LE PREMIER HOMME (EDITO DU 5 JANVIER 2020)
Lundi 4 janvier 1960, 13h55 : une Facel Vega visiblement engagée à vive allure s’écrase violemment contre un platane planté sur la RN6 au lieu-dit « Petit-Villeblevin » (Yonne). A bord du véhicule, quatre personnes : deux hommes et deux femmes. Le passager avant est tué sur le coup : il avait 46 ans et la France sous le choc va découvrir qu’il s’agit d’Albert Camus, un des plus grands écrivains de son temps.
Le Prix Nobel de Littérature 1957 (dont il fut alors le plus jeune lauréat) avait passé les fêtes de fin d’année dans sa propriété de Lourmarin (Vaucluse) en compagnie de sa famille qui rentrera par le train et de celle de son ami et éditeur Michel Gallimard…Ce dernier était le conducteur du véhicule, il mourra quelques jours après l’accident, tandis que sa femme et sa fille en sortiront indemnes…

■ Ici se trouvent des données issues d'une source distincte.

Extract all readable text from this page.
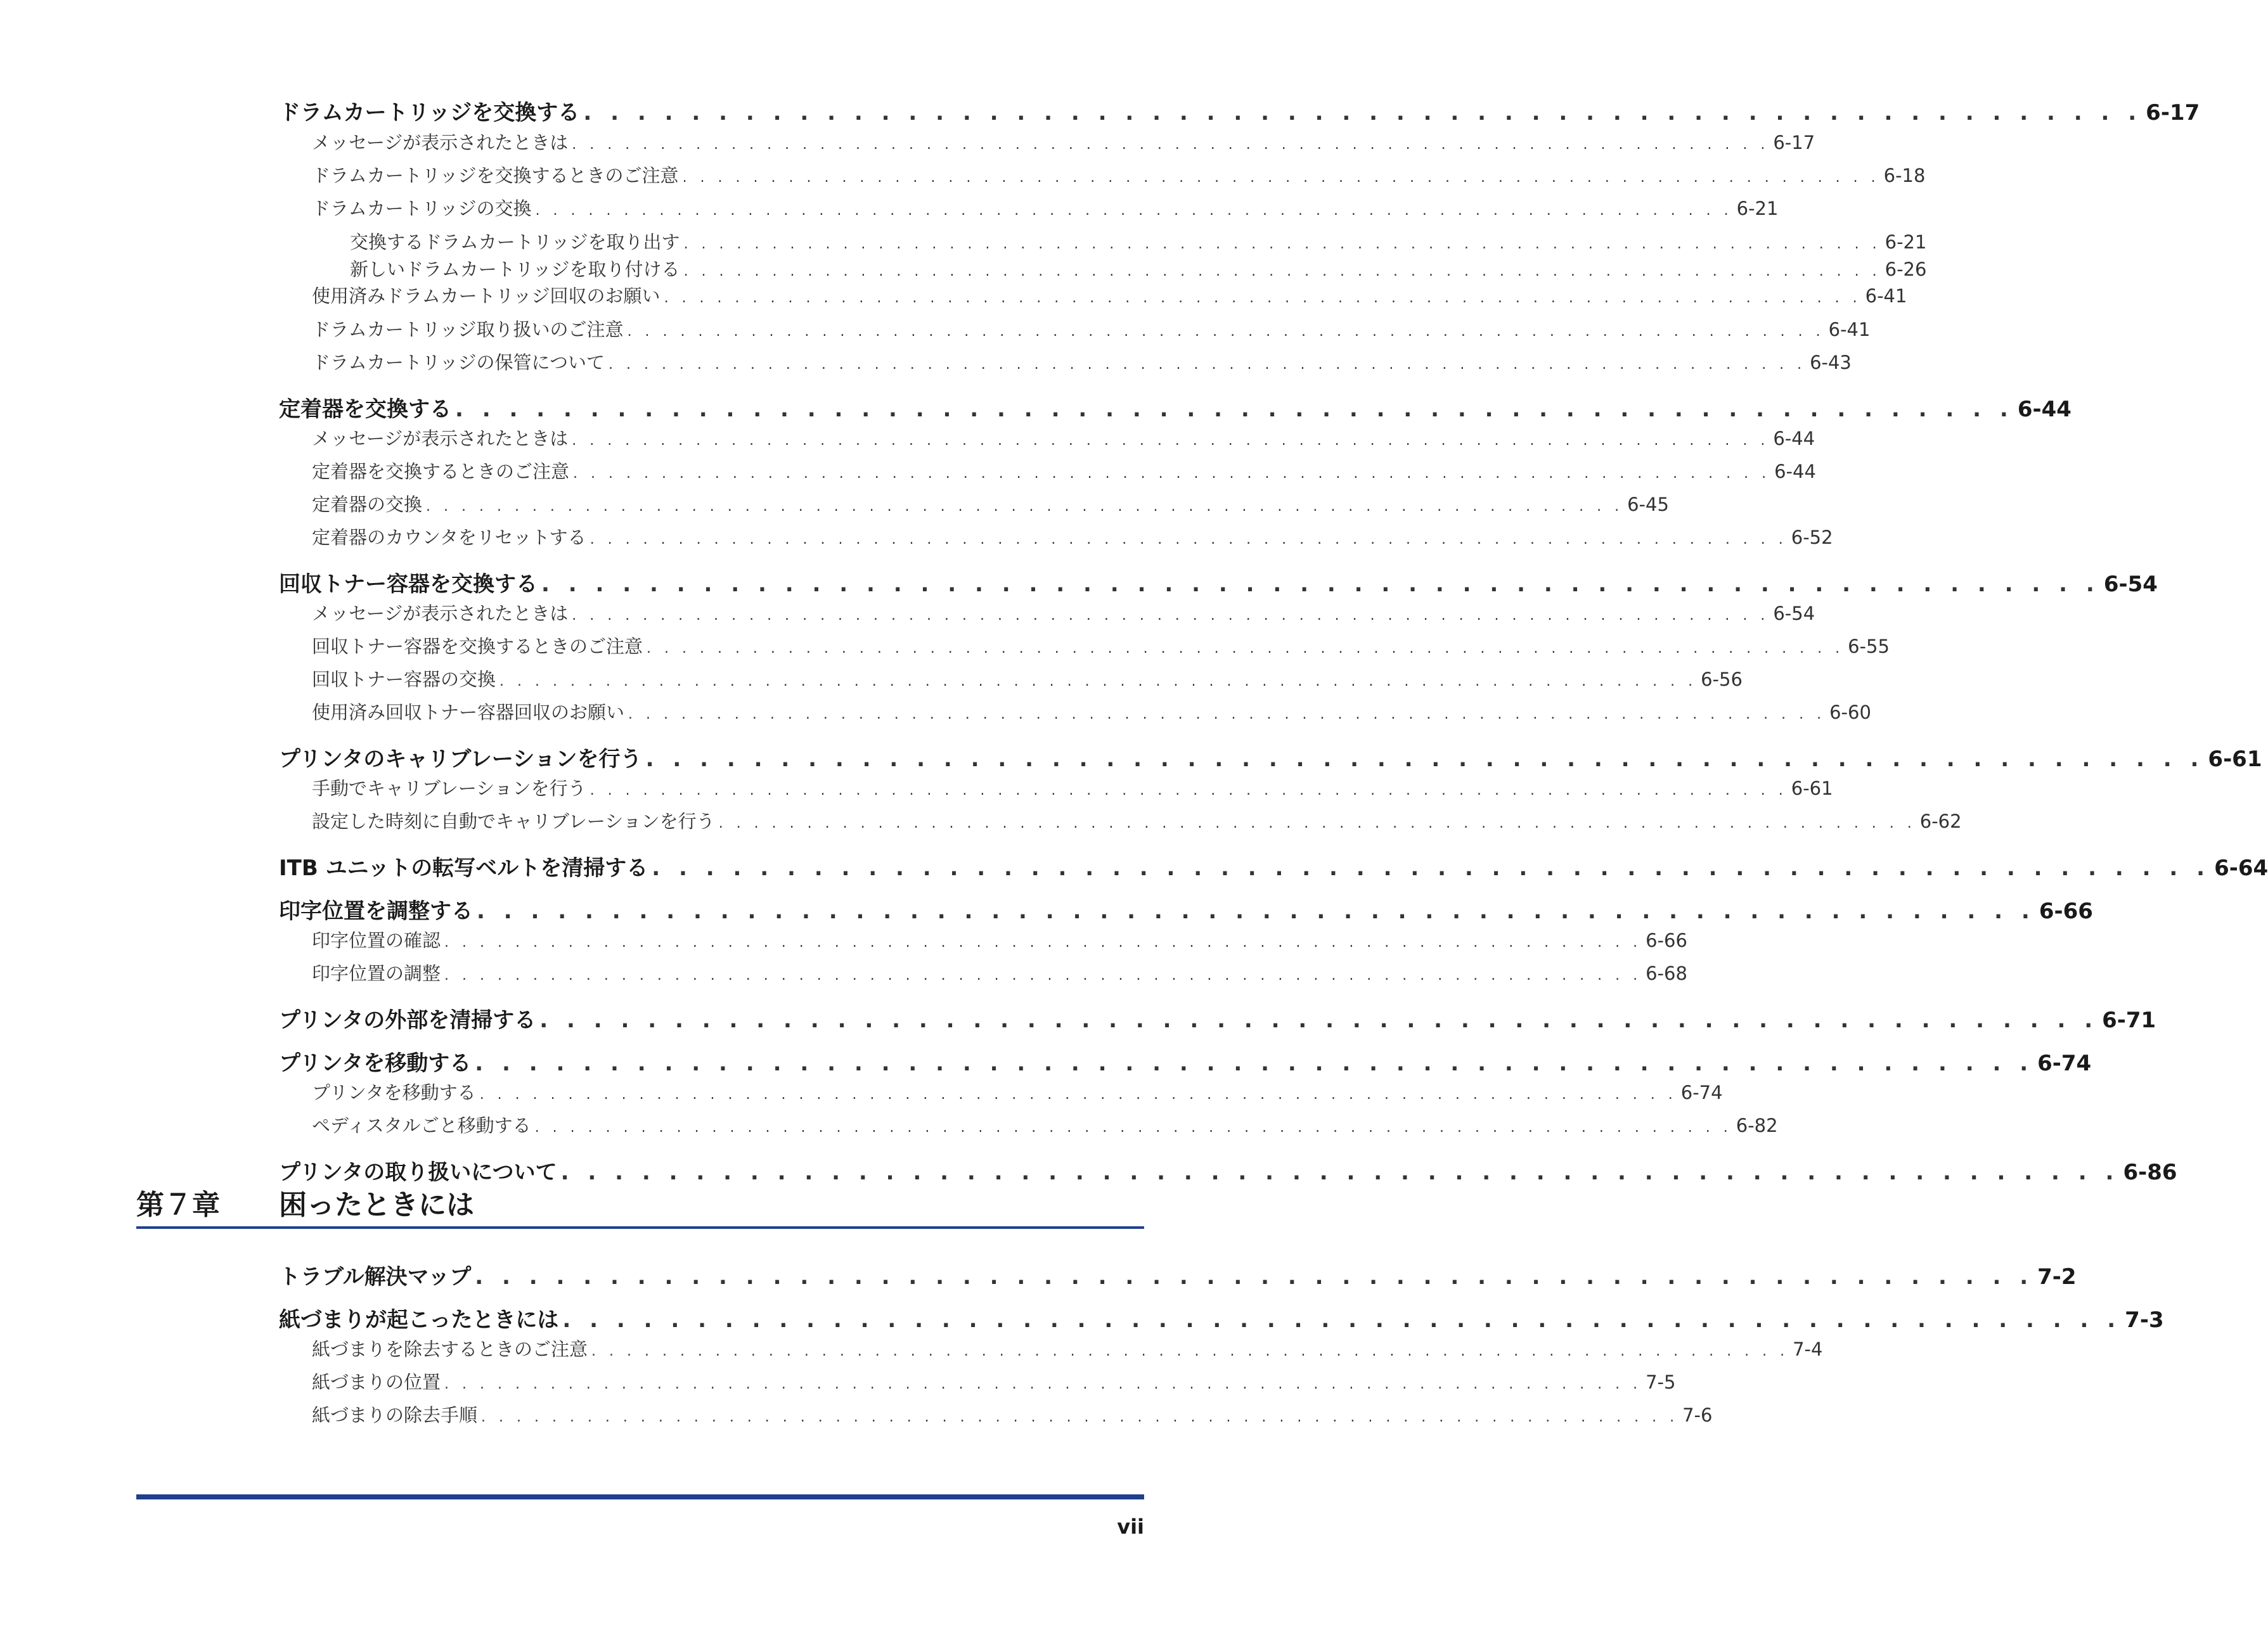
ドラムカートリッジを交換する . . . . . . . . . . . . . . . . . . . . . . . . . . . . . . . . . . . . . . . . . . . . . . . . . . . . . . . . . . 6-17
メッセージが表示されたときは . . . . . . . . . . . . . . . . . . . . . . . . . . . . . . . . . . . . . . . . . . . . . . . . . . . . . . . . . . . . . . . . . . . . 6-17
ドラムカートリッジを交換するときのご注意 . . . . . . . . . . . . . . . . . . . . . . . . . . . . . . . . . . . . . . . . . . . . . . . . . . . . . . . . . . . . . . . . . . . . 6-18
ドラムカートリッジの交換 . . . . . . . . . . . . . . . . . . . . . . . . . . . . . . . . . . . . . . . . . . . . . . . . . . . . . . . . . . . . . . . . . . . . 6-21
交換するドラムカートリッジを取り出す . . . . . . . . . . . . . . . . . . . . . . . . . . . . . . . . . . . . . . . . . . . . . . . . . . . . . . . . . . . . . . . . . . . . 6-21
新しいドラムカートリッジを取り付ける . . . . . . . . . . . . . . . . . . . . . . . . . . . . . . . . . . . . . . . . . . . . . . . . . . . . . . . . . . . . . . . . . . . . 6-26
使用済みドラムカートリッジ回収のお願い . . . . . . . . . . . . . . . . . . . . . . . . . . . . . . . . . . . . . . . . . . . . . . . . . . . . . . . . . . . . . . . . . . . . 6-41
ドラムカートリッジ取り扱いのご注意 . . . . . . . . . . . . . . . . . . . . . . . . . . . . . . . . . . . . . . . . . . . . . . . . . . . . . . . . . . . . . . . . . . . . 6-41
ドラムカートリッジの保管について . . . . . . . . . . . . . . . . . . . . . . . . . . . . . . . . . . . . . . . . . . . . . . . . . . . . . . . . . . . . . . . . . . . . 6-43
定着器を交換する . . . . . . . . . . . . . . . . . . . . . . . . . . . . . . . . . . . . . . . . . . . . . . . . . . . . . . . . . . 6-44
メッセージが表示されたときは . . . . . . . . . . . . . . . . . . . . . . . . . . . . . . . . . . . . . . . . . . . . . . . . . . . . . . . . . . . . . . . . . . . . 6-44
定着器を交換するときのご注意 . . . . . . . . . . . . . . . . . . . . . . . . . . . . . . . . . . . . . . . . . . . . . . . . . . . . . . . . . . . . . . . . . . . . 6-44
定着器の交換 . . . . . . . . . . . . . . . . . . . . . . . . . . . . . . . . . . . . . . . . . . . . . . . . . . . . . . . . . . . . . . . . . . . . 6-45
定着器のカウンタをリセットする . . . . . . . . . . . . . . . . . . . . . . . . . . . . . . . . . . . . . . . . . . . . . . . . . . . . . . . . . . . . . . . . . . . . 6-52
回収トナー容器を交換する . . . . . . . . . . . . . . . . . . . . . . . . . . . . . . . . . . . . . . . . . . . . . . . . . . . . . . . . . . 6-54
メッセージが表示されたときは . . . . . . . . . . . . . . . . . . . . . . . . . . . . . . . . . . . . . . . . . . . . . . . . . . . . . . . . . . . . . . . . . . . . 6-54
回収トナー容器を交換するときのご注意 . . . . . . . . . . . . . . . . . . . . . . . . . . . . . . . . . . . . . . . . . . . . . . . . . . . . . . . . . . . . . . . . . . . . 6-55
回収トナー容器の交換 . . . . . . . . . . . . . . . . . . . . . . . . . . . . . . . . . . . . . . . . . . . . . . . . . . . . . . . . . . . . . . . . . . . . 6-56
使用済み回収トナー容器回収のお願い . . . . . . . . . . . . . . . . . . . . . . . . . . . . . . . . . . . . . . . . . . . . . . . . . . . . . . . . . . . . . . . . . . . . 6-60
プリンタのキャリブレーションを行う . . . . . . . . . . . . . . . . . . . . . . . . . . . . . . . . . . . . . . . . . . . . . . . . . . . . . . . . . . 6-61
手動でキャリブレーションを行う . . . . . . . . . . . . . . . . . . . . . . . . . . . . . . . . . . . . . . . . . . . . . . . . . . . . . . . . . . . . . . . . . . . . 6-61
設定した時刻に自動でキャリブレーションを行う . . . . . . . . . . . . . . . . . . . . . . . . . . . . . . . . . . . . . . . . . . . . . . . . . . . . . . . . . . . . . . . . . . . . 6-62
ITB ユニットの転写ベルトを清掃する . . . . . . . . . . . . . . . . . . . . . . . . . . . . . . . . . . . . . . . . . . . . . . . . . . . . . . . . . . 6-64
印字位置を調整する . . . . . . . . . . . . . . . . . . . . . . . . . . . . . . . . . . . . . . . . . . . . . . . . . . . . . . . . . . 6-66
印字位置の確認 . . . . . . . . . . . . . . . . . . . . . . . . . . . . . . . . . . . . . . . . . . . . . . . . . . . . . . . . . . . . . . . . . . . . 6-66
印字位置の調整 . . . . . . . . . . . . . . . . . . . . . . . . . . . . . . . . . . . . . . . . . . . . . . . . . . . . . . . . . . . . . . . . . . . . 6-68
プリンタの外部を清掃する . . . . . . . . . . . . . . . . . . . . . . . . . . . . . . . . . . . . . . . . . . . . . . . . . . . . . . . . . . 6-71
プリンタを移動する . . . . . . . . . . . . . . . . . . . . . . . . . . . . . . . . . . . . . . . . . . . . . . . . . . . . . . . . . . 6-74
プリンタを移動する . . . . . . . . . . . . . . . . . . . . . . . . . . . . . . . . . . . . . . . . . . . . . . . . . . . . . . . . . . . . . . . . . . . . 6-74
ペディスタルごと移動する . . . . . . . . . . . . . . . . . . . . . . . . . . . . . . . . . . . . . . . . . . . . . . . . . . . . . . . . . . . . . . . . . . . . 6-82
プリンタの取り扱いについて . . . . . . . . . . . . . . . . . . . . . . . . . . . . . . . . . . . . . . . . . . . . . . . . . . . . . . . . . . 6-86
第７章 困ったときには
トラブル解決マップ . . . . . . . . . . . . . . . . . . . . . . . . . . . . . . . . . . . . . . . . . . . . . . . . . . . . . . . . . . 7-2
紙づまりが起こったときには . . . . . . . . . . . . . . . . . . . . . . . . . . . . . . . . . . . . . . . . . . . . . . . . . . . . . . . . . . 7-3
紙づまりを除去するときのご注意 . . . . . . . . . . . . . . . . . . . . . . . . . . . . . . . . . . . . . . . . . . . . . . . . . . . . . . . . . . . . . . . . . . . . 7-4
紙づまりの位置 . . . . . . . . . . . . . . . . . . . . . . . . . . . . . . . . . . . . . . . . . . . . . . . . . . . . . . . . . . . . . . . . . . . . 7-5
紙づまりの除去手順 . . . . . . . . . . . . . . . . . . . . . . . . . . . . . . . . . . . . . . . . . . . . . . . . . . . . . . . . . . . . . . . . . . . . 7-6
vii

La dépouille mortelle d’Albert Camus sera transférée à la mairie de ce paisible village du Sénonais qui entrera alors dans l’histoire (une stèle au milieu du village rappelle ce drame). De nombreuses personnalités viendront s’incliner sur la dépouille de l’illustre hôte avant qu’il ne soit inhumé au cimetière de Lourmarin.
Ainsi s’achevait la courte mais ô combien vie hors du commun d’un enfant d’une Algérie encore Française et dont il restera attaché sans avoir pu connaître l’issue d’une guerre coloniale qui prendra fin deux ans plus tard.
Né en 1913 dans le Constantinois (à l’est du Pays), orphelin de père (qui sera tué dans les premiers combats de la Marne à l’Automne 1914), élevé par une mère analphabète et une grand-mère autoritaire qui partirent s’installer dans les quartiers populaires d’Alger : rien de prédestinait ce petit « blanc » dont les ancêtres venaient d’Espagne à connaître une telle destinée. Grâce à l’obstination d’un instituteur visionnaire, Monsieur Germain, qui réussit à convaincre un environnement familial hostile, de lui faire poursuivre des études secondaires puis supérieures lui ouvrant ainsi la porte d’une évidente ascension sociale…
Cette enfance pauvre mais honorable dans un environnement où « la misère était moins pénible au soleil », avec ses plaisirs simples (la baignade, le football) constitueront un des marqueurs forts de l’existence de l’écrivain. Frappé par la tuberculose, il ne pourra passer l’agrégation de Philosophie. Cela ne l’empêchera pas de venir en Métropole dans les années 40 où il sera introduit dans le microcosme Germanopratin, se liant d’amitié avec Mauriac, Sartre ou Beauvoir.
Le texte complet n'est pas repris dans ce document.